I rub my temple, facing the frustration in his gaze as he grips the keys in his fist. That’s a look I can take; I can handle that emotion today. I’d take that over the pity and judgement in the eyes soon to fall on me.

“Jordan never tried to understand what happened that night.” I lick my lips and rest my hand on his fist. “He refused to believe his best friend was capable of—of what he did.”

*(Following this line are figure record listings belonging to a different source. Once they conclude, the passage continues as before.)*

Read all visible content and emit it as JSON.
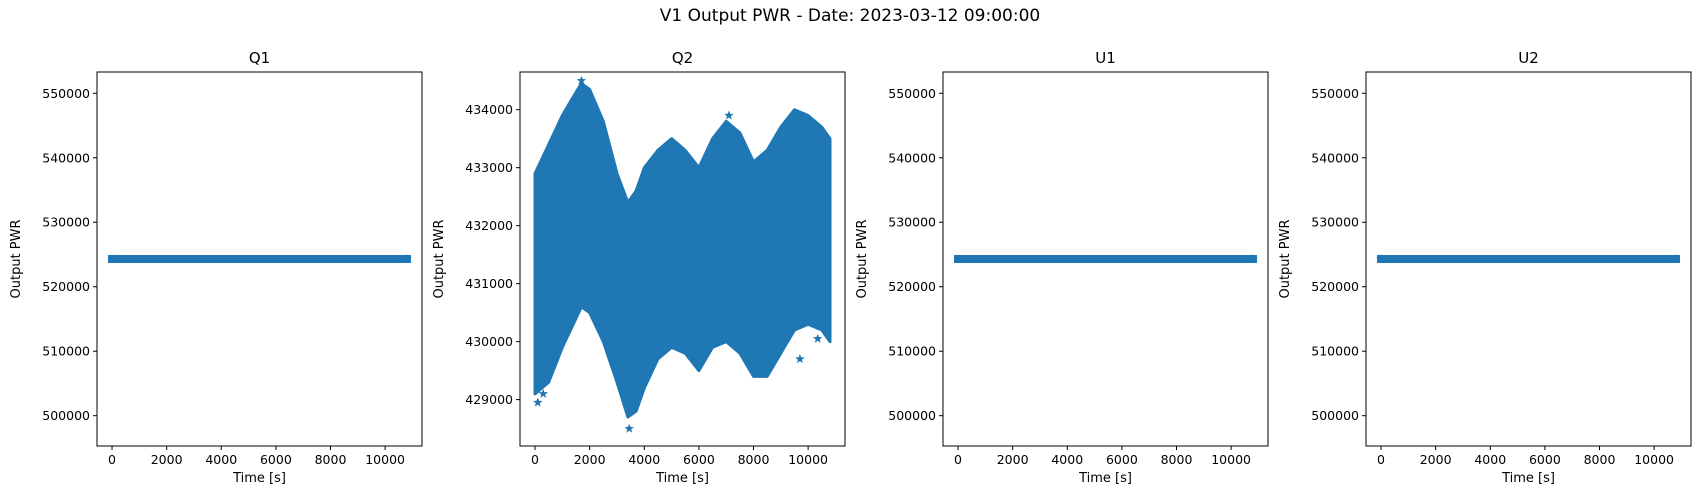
{
  "figure": {
    "title": "V1 Output PWR - Date: 2023-03-12 09:00:00",
    "series_color": "#1f77b4"
  },
  "chart_data": [
    {
      "type": "scatter",
      "title": "Q1",
      "xlabel": "Time [s]",
      "ylabel": "Output PWR",
      "marker": "star",
      "xlim": [
        -550,
        11350
      ],
      "ylim": [
        495300,
        553300
      ],
      "xticks": [
        0,
        2000,
        4000,
        6000,
        8000,
        10000
      ],
      "yticks": [
        500000,
        510000,
        520000,
        530000,
        540000,
        550000
      ],
      "ytick_labels": [
        "500000",
        "510000",
        "520000",
        "530000",
        "540000",
        "550000"
      ],
      "x_range": [
        0,
        10800
      ],
      "y_constant": 524300
    },
    {
      "type": "scatter",
      "title": "Q2",
      "xlabel": "Time [s]",
      "ylabel": "Output PWR",
      "marker": "star",
      "xlim": [
        -550,
        11350
      ],
      "ylim": [
        428200,
        434650
      ],
      "xticks": [
        0,
        2000,
        4000,
        6000,
        8000,
        10000
      ],
      "yticks": [
        429000,
        430000,
        431000,
        432000,
        433000,
        434000
      ],
      "ytick_labels": [
        "429000",
        "430000",
        "431000",
        "432000",
        "433000",
        "434000"
      ],
      "x_range": [
        0,
        10800
      ],
      "envelope_x": [
        0,
        500,
        1000,
        1500,
        1700,
        2000,
        2500,
        3000,
        3400,
        3700,
        4000,
        4500,
        5000,
        5500,
        6000,
        6500,
        7000,
        7500,
        8000,
        8500,
        9000,
        9500,
        10000,
        10500,
        10800
      ],
      "envelope_upper": [
        432900,
        433400,
        433900,
        434300,
        434450,
        434350,
        433800,
        432900,
        432400,
        432600,
        433000,
        433300,
        433500,
        433300,
        433000,
        433500,
        433800,
        433600,
        433100,
        433300,
        433700,
        434000,
        433900,
        433700,
        433500
      ],
      "envelope_lower": [
        429100,
        429300,
        429900,
        430400,
        430600,
        430500,
        430000,
        429300,
        428700,
        428800,
        429200,
        429700,
        429900,
        429800,
        429500,
        429900,
        430000,
        429800,
        429400,
        429400,
        429800,
        430200,
        430300,
        430200,
        430000
      ],
      "outliers": [
        [
          100,
          428950
        ],
        [
          300,
          429100
        ],
        [
          3450,
          428500
        ],
        [
          9700,
          429700
        ],
        [
          10350,
          430050
        ],
        [
          7100,
          433900
        ],
        [
          1700,
          434500
        ]
      ]
    },
    {
      "type": "scatter",
      "title": "U1",
      "xlabel": "Time [s]",
      "ylabel": "Output PWR",
      "marker": "star",
      "xlim": [
        -550,
        11350
      ],
      "ylim": [
        495300,
        553300
      ],
      "xticks": [
        0,
        2000,
        4000,
        6000,
        8000,
        10000
      ],
      "yticks": [
        500000,
        510000,
        520000,
        530000,
        540000,
        550000
      ],
      "ytick_labels": [
        "500000",
        "510000",
        "520000",
        "530000",
        "540000",
        "550000"
      ],
      "x_range": [
        0,
        10800
      ],
      "y_constant": 524300
    },
    {
      "type": "scatter",
      "title": "U2",
      "xlabel": "Time [s]",
      "ylabel": "Output PWR",
      "marker": "star",
      "xlim": [
        -550,
        11350
      ],
      "ylim": [
        495300,
        553300
      ],
      "xticks": [
        0,
        2000,
        4000,
        6000,
        8000,
        10000
      ],
      "yticks": [
        500000,
        510000,
        520000,
        530000,
        540000,
        550000
      ],
      "ytick_labels": [
        "500000",
        "510000",
        "520000",
        "530000",
        "540000",
        "550000"
      ],
      "x_range": [
        0,
        10800
      ],
      "y_constant": 524300
    }
  ]
}
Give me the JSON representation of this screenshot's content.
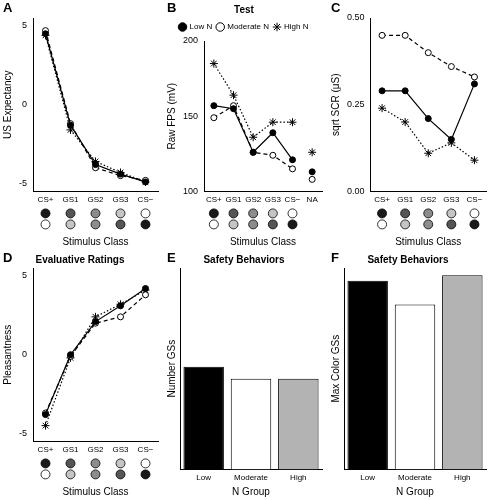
{
  "chart_data": [
    {
      "panel": "A",
      "type": "line",
      "x_label": "Stimulus Class",
      "y_label": "US Expectancy",
      "categories": [
        "CS+",
        "GS1",
        "GS2",
        "GS3",
        "CS−"
      ],
      "series": [
        {
          "name": "Low N",
          "color": "#000000",
          "marker": "circle",
          "line_style": "solid",
          "values": [
            4.5,
            -1.3,
            -3.8,
            -4.4,
            -4.9
          ]
        },
        {
          "name": "Moderate N",
          "color": "#000000",
          "marker": "open_circle",
          "line_style": "dashed",
          "values": [
            4.7,
            -1.2,
            -4.0,
            -4.5,
            -4.8
          ]
        },
        {
          "name": "High N",
          "color": "#000000",
          "marker": "star",
          "line_style": "dotted",
          "values": [
            4.4,
            -1.6,
            -3.6,
            -4.3,
            -4.9
          ]
        }
      ],
      "ylim": [
        -5.5,
        5.5
      ],
      "yticks": [
        -5,
        0,
        5
      ],
      "grid": false
    },
    {
      "panel": "B",
      "type": "line",
      "title": "Test",
      "x_label": "Stimulus Class",
      "y_label": "Raw FPS (mV)",
      "categories": [
        "CS+",
        "GS1",
        "GS2",
        "GS3",
        "CS−",
        "NA"
      ],
      "series": [
        {
          "name": "Low N",
          "color": "#000000",
          "marker": "circle",
          "line_style": "solid",
          "values": [
            157,
            155,
            126,
            139,
            121,
            113
          ]
        },
        {
          "name": "Moderate N",
          "color": "#000000",
          "marker": "open_circle",
          "line_style": "dashed",
          "values": [
            149,
            157,
            126,
            124,
            115,
            108
          ]
        },
        {
          "name": "High N",
          "color": "#000000",
          "marker": "star",
          "line_style": "dotted",
          "values": [
            185,
            164,
            136,
            146,
            146,
            126
          ]
        }
      ],
      "ylim": [
        100,
        200
      ],
      "yticks": [
        100,
        150,
        200
      ],
      "grid": false,
      "legend": "top"
    },
    {
      "panel": "C",
      "type": "line",
      "x_label": "Stimulus Class",
      "y_label": "sqrt SCR (μS)",
      "categories": [
        "CS+",
        "GS1",
        "GS2",
        "GS3",
        "CS−"
      ],
      "series": [
        {
          "name": "Low N",
          "color": "#000000",
          "marker": "circle",
          "line_style": "solid",
          "values": [
            0.29,
            0.29,
            0.21,
            0.15,
            0.31
          ]
        },
        {
          "name": "Moderate N",
          "color": "#000000",
          "marker": "open_circle",
          "line_style": "dashed",
          "values": [
            0.45,
            0.45,
            0.4,
            0.36,
            0.33
          ]
        },
        {
          "name": "High N",
          "color": "#000000",
          "marker": "star",
          "line_style": "dotted",
          "values": [
            0.24,
            0.2,
            0.11,
            0.14,
            0.09
          ]
        }
      ],
      "ylim": [
        0,
        0.5
      ],
      "yticks": [
        {
          "value": 0,
          "label": "0.00"
        },
        0.25,
        {
          "value": 0.5,
          "label": "0.50"
        }
      ],
      "grid": false
    },
    {
      "panel": "D",
      "type": "line",
      "title": "Evaluative Ratings",
      "x_label": "Stimulus Class",
      "y_label": "Pleasantness",
      "categories": [
        "CS+",
        "GS1",
        "GS2",
        "GS3",
        "CS−"
      ],
      "series": [
        {
          "name": "Low N",
          "color": "#000000",
          "marker": "circle",
          "line_style": "solid",
          "values": [
            -3.8,
            0.0,
            2.1,
            3.1,
            4.2
          ]
        },
        {
          "name": "Moderate N",
          "color": "#000000",
          "marker": "open_circle",
          "line_style": "dashed",
          "values": [
            -3.7,
            -0.1,
            2.0,
            2.4,
            3.8
          ]
        },
        {
          "name": "High N",
          "color": "#000000",
          "marker": "star",
          "line_style": "dotted",
          "values": [
            -4.5,
            -0.2,
            2.4,
            3.2,
            4.1
          ]
        }
      ],
      "ylim": [
        -5.5,
        5.5
      ],
      "yticks": [
        -5,
        0,
        5
      ],
      "grid": false
    },
    {
      "panel": "E",
      "type": "bar",
      "title": "Safety Behaviors",
      "x_label": "N Group",
      "y_label": "Number GSs",
      "categories": [
        "Low",
        "Moderate",
        "High"
      ],
      "values": [
        2.55,
        2.25,
        2.25
      ],
      "colors": [
        "#000000",
        "#ffffff",
        "#b3b3b3"
      ],
      "ylim": [
        0,
        5
      ],
      "grid": false,
      "tick_labels": "x"
    },
    {
      "panel": "F",
      "type": "bar",
      "title": "Safety Behaviors",
      "x_label": "N Group",
      "y_label": "Max Color GSs",
      "categories": [
        "Low",
        "Moderate",
        "High"
      ],
      "values": [
        5.15,
        4.5,
        5.3
      ],
      "colors": [
        "#000000",
        "#ffffff",
        "#b3b3b3"
      ],
      "ylim": [
        0,
        5.5
      ],
      "grid": false,
      "tick_labels": "x"
    }
  ]
}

Beyond the white picket fence, the large wooden door of Lennox and Eliana’s two-storey house catches my eye. I can hear the deep, hollow knocks, even now. What if we’d just refused to let him in? What if we’d called the police instead of listening to Morgan?

“Chels?”

I conjure the last of my patience. “Jordan wasn’t there that night. He didn’t see...” Steven with the knife. The knife he jammed in Morgan’s chest. I held her hand while she choked to death on her own blood. I shake the image away and fight to focus on Cam again. “He can choose what he wants to believe. I can’t control that.”

I can only control myself, and acknowledging that simple fact gives me the power I need to get through this anniversary memorial one last time.

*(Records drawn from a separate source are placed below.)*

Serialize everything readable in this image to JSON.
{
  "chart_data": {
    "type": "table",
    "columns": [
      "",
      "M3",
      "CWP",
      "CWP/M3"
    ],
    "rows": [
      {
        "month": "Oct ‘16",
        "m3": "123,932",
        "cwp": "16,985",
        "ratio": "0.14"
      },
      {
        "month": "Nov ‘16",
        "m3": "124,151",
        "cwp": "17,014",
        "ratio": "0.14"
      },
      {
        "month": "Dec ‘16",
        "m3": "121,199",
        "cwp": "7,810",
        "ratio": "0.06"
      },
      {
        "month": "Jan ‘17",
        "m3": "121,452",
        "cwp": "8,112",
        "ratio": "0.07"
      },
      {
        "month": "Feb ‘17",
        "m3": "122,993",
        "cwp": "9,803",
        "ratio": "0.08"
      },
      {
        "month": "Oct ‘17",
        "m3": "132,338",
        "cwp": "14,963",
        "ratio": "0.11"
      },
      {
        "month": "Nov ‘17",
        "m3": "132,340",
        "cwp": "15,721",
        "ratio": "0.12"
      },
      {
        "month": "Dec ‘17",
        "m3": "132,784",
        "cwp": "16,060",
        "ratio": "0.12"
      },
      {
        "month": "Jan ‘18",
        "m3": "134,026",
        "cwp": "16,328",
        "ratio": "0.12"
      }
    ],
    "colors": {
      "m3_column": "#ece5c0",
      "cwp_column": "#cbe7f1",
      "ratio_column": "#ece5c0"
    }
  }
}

Cam squeezes my hand and I pull away. I look back at the house. Beyond the fence, a small group holding white rose stems gathers by where the peony bushes used to be—Ellie’s favourite. I have to focus on who I am to these people. I have to be who they think I am. That’s all that matters for today. Just today.

I open my purse to find my sunglasses, desperate for the modicum of privacy they’ll bring me, and my fingers glide along the white envelope inside.

It will all be over soon.

Cam says something, but I can’t focus. My mind returns to that night. The night I’ve forced from my memory any time it arises. The night it all went wrong. The night the blood stained my hands, too.